FAQ – Article 17 Family Foundation

Source: https://mof.gov.ae/corporate-tax-faq/

  1. What is a “Family Foundation”?

A Family Foundation (as defined in the UAE Corporate Tax Law) is a foundation, trust or similar entity used to protect and manage the assets and wealth of an individual or family.

The principal activity of a Family Foundation would generally be to receive, hold, invest, disburse, or otherwise manage funds and assets associated with savings or investment for the interest of individual beneficiaries or to achieve a charitable purpose. Such activities would typically not constitute a “business” or “business activity” for UAE CT purposes if they were undertaken directly by the founder, beneficiary or any other individual.

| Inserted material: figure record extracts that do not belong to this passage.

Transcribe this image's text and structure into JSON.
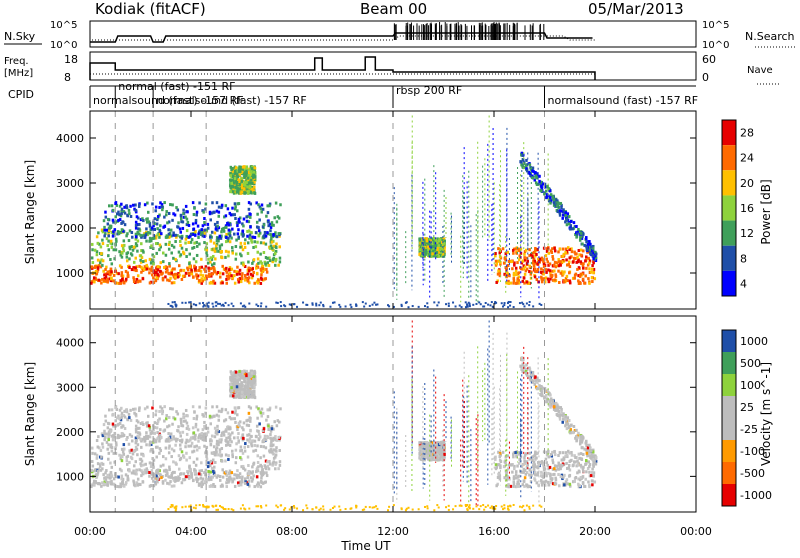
{
  "header": {
    "station": "Kodiak (fitACF)",
    "beam": "Beam 00",
    "date": "05/Mar/2013"
  },
  "top_panel": {
    "left_label": "N.Sky",
    "right_label": "N.Search",
    "left_ticks": [
      "10^5",
      "10^0"
    ],
    "right_ticks": [
      "10^5",
      "10^0"
    ]
  },
  "freq_panel": {
    "left_label_line1": "Freq.",
    "left_label_line2": "[MHz]",
    "right_label": "Nave",
    "left_ticks": [
      "18",
      "8"
    ],
    "right_ticks": [
      "60",
      "0"
    ]
  },
  "cpid": {
    "label": "CPID",
    "segments": [
      {
        "text": "normalsound (fast) -157 RF",
        "start_h": 0.0
      },
      {
        "text": "normal (fast) -151 RF",
        "start_h": 1.0
      },
      {
        "text": "normalsound (fast) -157 RF",
        "start_h": 2.5
      },
      {
        "text": "rbsp 200 RF",
        "start_h": 12.0
      },
      {
        "text": "normalsound (fast) -157 RF",
        "start_h": 18.0
      }
    ]
  },
  "chart_data": [
    {
      "type": "heatmap",
      "name": "power",
      "ylabel": "Slant Range [km]",
      "x_range_h": [
        0,
        24
      ],
      "ylim": [
        200,
        4600
      ],
      "y_ticks": [
        1000,
        2000,
        3000,
        4000
      ],
      "colorbar": {
        "label": "Power [dB]",
        "ticks": [
          "28",
          "24",
          "20",
          "16",
          "12",
          "8",
          "4"
        ],
        "colors": [
          "#e60000",
          "#ff6a00",
          "#ffc000",
          "#8ed23c",
          "#3f9f5a",
          "#1f4fa8",
          "#0000ff"
        ]
      },
      "regions": [
        {
          "t": [
            0.0,
            7.0
          ],
          "r": [
            800,
            1200
          ],
          "level": "high"
        },
        {
          "t": [
            0.0,
            7.5
          ],
          "r": [
            1200,
            2000
          ],
          "level": "mid"
        },
        {
          "t": [
            0.5,
            7.5
          ],
          "r": [
            1800,
            2600
          ],
          "level": "low"
        },
        {
          "t": [
            5.5,
            6.5
          ],
          "r": [
            2800,
            3400
          ],
          "level": "mid"
        },
        {
          "t": [
            13.0,
            14.0
          ],
          "r": [
            1400,
            1800
          ],
          "level": "ring"
        },
        {
          "t": [
            16.0,
            20.0
          ],
          "r": [
            800,
            1600
          ],
          "level": "high"
        },
        {
          "t": [
            17.0,
            20.0
          ],
          "r": [
            1400,
            3600
          ],
          "level": "arc"
        }
      ]
    },
    {
      "type": "heatmap",
      "name": "velocity",
      "ylabel": "Slant Range [km]",
      "x_range_h": [
        0,
        24
      ],
      "ylim": [
        200,
        4600
      ],
      "y_ticks": [
        1000,
        2000,
        3000,
        4000
      ],
      "x_ticks": [
        "00:00",
        "04:00",
        "08:00",
        "12:00",
        "16:00",
        "20:00",
        "00:00"
      ],
      "xlabel": "Time UT",
      "colorbar": {
        "label": "Velocity [m s^-1]",
        "ticks": [
          "1000",
          "500",
          "100",
          "25",
          "-25",
          "-100",
          "-500",
          "-1000"
        ],
        "colors": [
          "#1f4fa8",
          "#3f9f5a",
          "#8ed23c",
          "#bdbdbd",
          "#bdbdbd",
          "#ff9a00",
          "#ff6a00",
          "#e60000"
        ]
      }
    }
  ]
}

  1. Are Family Foundations subject to UAE CT?

Foundations and certain types of trusts are independent juridical persons with separate legal personality, and would therefore prima facie be subject to UAE CT in their own right. However, these types of Family Foundations can apply to be treated as transparent “Unincorporated Partnerships” for UAE CT purposes, resulting in the founder/settlor and the beneficiaries of the trust to remain to be seen as owners of the assets held by the trust. This would generally prevent the income of the foundation or trust from attracting UAE CT.

Other types of trusts (for example, trusts established in DIFC or ADGM) are a contractual relationship between two or more persons (e.g., the beneficiary, settlor, and trustee) and do not have separate legal personality. These types of trusts will by default be treated as transparent vehicles for UAE CT purposes.